One discussion last week included the ACOSOG Z0011 RCT.

Reference: Giuliano AE, et al. Effect of axillary dissection vs no axillary dissection on 10-year overall survival among women with invasive breast cancer and sentinel node metastasis: the ACOSOG Z0011 (Alliance) randomized control trial. JAMA. 2017 Sep 12;318(10):918-926. doi: 10.1001/jama.2017.11470.
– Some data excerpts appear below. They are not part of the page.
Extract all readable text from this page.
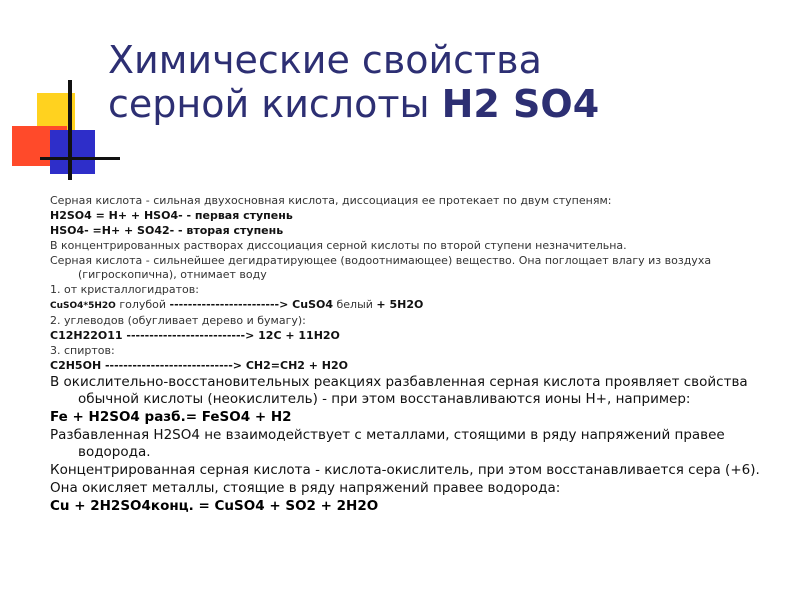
Химические свойства
серной кислоты H2 SO4

Серная кислота - сильная двухосновная кислота, диссоциация ее протекает по двум ступеням:

H2SO4 = H+ + HSO4- - первая ступень

HSO4- =H+ + SO42- - вторая ступень

В концентрированных растворах диссоциация серной кислоты по второй ступени незначительна.

Серная кислота - сильнейшее дегидратирующее (водоотнимающее) вещество. Она поглощает влагу из воздуха (гигроскопична), отнимает воду

1. от кристаллогидратов:

CuSO4*5H2O голубой ------------------------> CuSO4 белый + 5H2O

2. углеводов (обугливает дерево и бумагу):

C12H22O11 --------------------------> 12C + 11H2O

3. спиртов:

C2H5OH ----------------------------> CH2=CH2 + H2O

В окислительно-восстановительных реакциях разбавленная серная кислота проявляет свойства обычной кислоты (неокислитель) - при этом восстанавливаются ионы Н+, например:

Fe + H2SO4 разб.= FeSO4 + H2

Разбавленная H2SO4 не взаимодействует с металлами, стоящими в ряду напряжений правее водорода.

Концентрированная серная кислота - кислота-окислитель, при этом восстанавливается сера (+6).

Она окисляет металлы, стоящие в ряду напряжений правее водорода:

Cu + 2H2SO4конц. = CuSO4 + SO2 + 2H2O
Summary: The results of the American College of Surgeons Oncology Group Z0011 (ACOSOG Z0011) trial were first reported in 2005 with a median follow-up of 6.3 years. Longer follow-up was necessary because the majority of the patients had estrogen receptor-positive tumors that may recur later in the disease course. In this follow-up study, the authors sought to determine whether the 10-year overall survival of patients with 2 or fewer sentinel lymph node metastases treated with breast-conserving therapy and sentinel lymph node dissection (SLND) alone without axillary lymph node dissection (ALND) is noninferior to that of women treated with axillary dissection.
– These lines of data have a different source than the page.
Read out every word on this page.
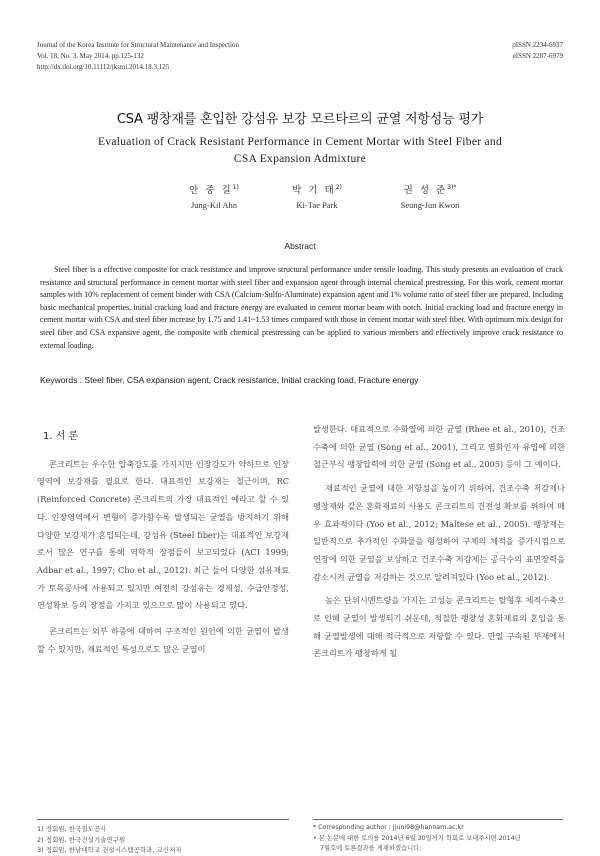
Journal of the Korea Institute for Structural Maintenance and Inspection
Vol. 18, No. 3, May 2014, pp.125-132
http://dx.doi.org/10.11112/jksmi.2014.18.3.125
pISSN 2234-6937
eISSN 2287-6979
CSA 팽창재를 혼입한 강섬유 보강 모르타르의 균열 저항성능 평가
Evaluation of Crack Resistant Performance in Cement Mortar with Steel Fiber and
CSA Expansion Admixture
안 중 길$^{1)}$
Jung-Kil Ahn
박 기 태$^{2)}$
Ki-Tae Park
권 성 준$^{3)*}$
Seung-Jun Kwon
Abstract
Steel fiber is a effective composite for crack resistance and improve structural performance under tensile loading. This study presents an evaluation of crack resistance and structural performance in cement mortar with steel fiber and expansion agent through internal chemical prestressing. For this work, cement mortar samples with 10% replacement of cement binder with CSA (Calcium-Sulfo-Aluminate) expansion agent and 1% volume ratio of steel fiber are prepared. Including basic mechanical properties, initial cracking load and fracture energy are evaluated in cement mortar beam with notch. Initial cracking load and fracture energy in cement mortar with CSA and steel fiber increase by 1.75 and 1.41~1.53 times compared with those in cement mortar with steel fiber. With optimum mix design for steel fiber and CSA expansive agent, the composite with chemical prestressing can be applied to various members and effectively improve crack resistance to external loading.
Keywords : Steel fiber, CSA expansion agent, Crack resistance, Initial cracking load, Fracture energy
1. 서 론
콘크리트는 우수한 압축강도를 가지지만 인장강도가 약하므로 인장영역에 보강재를 필요로 한다. 대표적인 보강재는 철근이며, RC (Reinforced Concrete) 콘크리트의 가장 대표적인 예라고 할 수 있다. 인장영역에서 변형이 증가함수록 발생되는 균열을 방지하기 위해 다양한 보강재가 혼입되는데, 강섬유 (Steel fiber)는 대표적인 보강재로서 많은 연구를 통해 역학적 장점들이 보고되었다 (ACI 1999; Adbar et al., 1997; Cho et al., 2012). 최근 들어 다양한 섬유재료가 토목공사에 사용되고 있지만 여전히 강섬유는 경제성, 수급안정성, 연성확보 등의 장점을 가지고 있으므로 많이 사용되고 있다.
콘크리트는 외부 하중에 대하여 구조적인 원인에 의한 균열이 발생할 수 있지만, 재료적인 특성으로도 많은 균열이
발생한다. 대표적으로 수화열에 의한 균열 (Rhee et al., 2010), 건조수축에 의한 균열 (Song et al., 2001), 그리고 염화인자 유입에 의한 철근부식 팽창압력에 의한 균열 (Song et al., 2005) 등이 그 예이다.
재료적인 균열에 대한 저항성을 높이기 위하여, 건조수축 저감제나 팽창재와 같은 혼화재료의 사용도 콘크리트의 건전성 확보를 위하여 매우 효과적이다 (Yoo et al., 2012; Maltese et al., 2005). 팽창재는 일반적으로 추가적인 수화물을 형성하여 구체의 체적을 증가시킴으로 연장에 의한 균열을 보상하고 건조수축 저감제는 공극수의 표면장력을 감소시켜 균열을 저감하는 것으로 알려져있다 (Yoo et al., 2012).
높은 단위시멘트량을 가지는 고성능 콘크리트는 탈형후 체적수축으로 인해 균열이 발생되기 쉬운데, 적절한 팽창성 혼화재료의 혼입을 통해 균열발생에 대해 적극적으로 저항할 수 있다. 만일 구속된 부재에서 콘크리트가 팽창하게 될
1) 정회원, 한국철도공사
2) 정회원, 한국건설기술연구원
3) 정회원, 한남대학교 건설시스템공학과, 교신저자
* Corresponding author : jjuni98@hannam,ac,kr
• 본 논문에 대한 토의를 2014년 6월 30일까지 학회로 보내주시면 2014년
7월호에 토론결과를 게재하겠습니다.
Compared with ALND, SLND alone was found to be noninferior for overall survival. The 10-year overall survival rate was 86.3% in the SLND alone group and 83.6% in the ALND group. The unadjusted HR comparing overall survival between the SLND alone group and the ALND group was 0.85 (1-sided 95% CI, 0–1.16), which did not cross the prespecified noninferiority HR margin of 1.3. The HR for overall survival adjusting for adjuvant therapy (chemotherapy, endocrine therapy, radiation, or a combination of these 3) and age for the SLND alone group compared with the ALND group was 0.93 (1-sided 95% CI, 0–1.28) (Table 2).

10yr survival

CONCLUSION: In this randomized clinical trial including 856 women, after median follow-up of 9.3 years, overall survival for patients treated with sentinel lymph node dissection alone was not inferior to those treated with completion axillary lymph node dissection (86.3% vs 83.6%, respectively; noninferiority hazard ratio margin of 1.3). These findings do not support the use of axillary lymph node dissection when 2 or fewer metastases are found with sentinel lymph node sampling in women with cT1-2M0 breast cancer.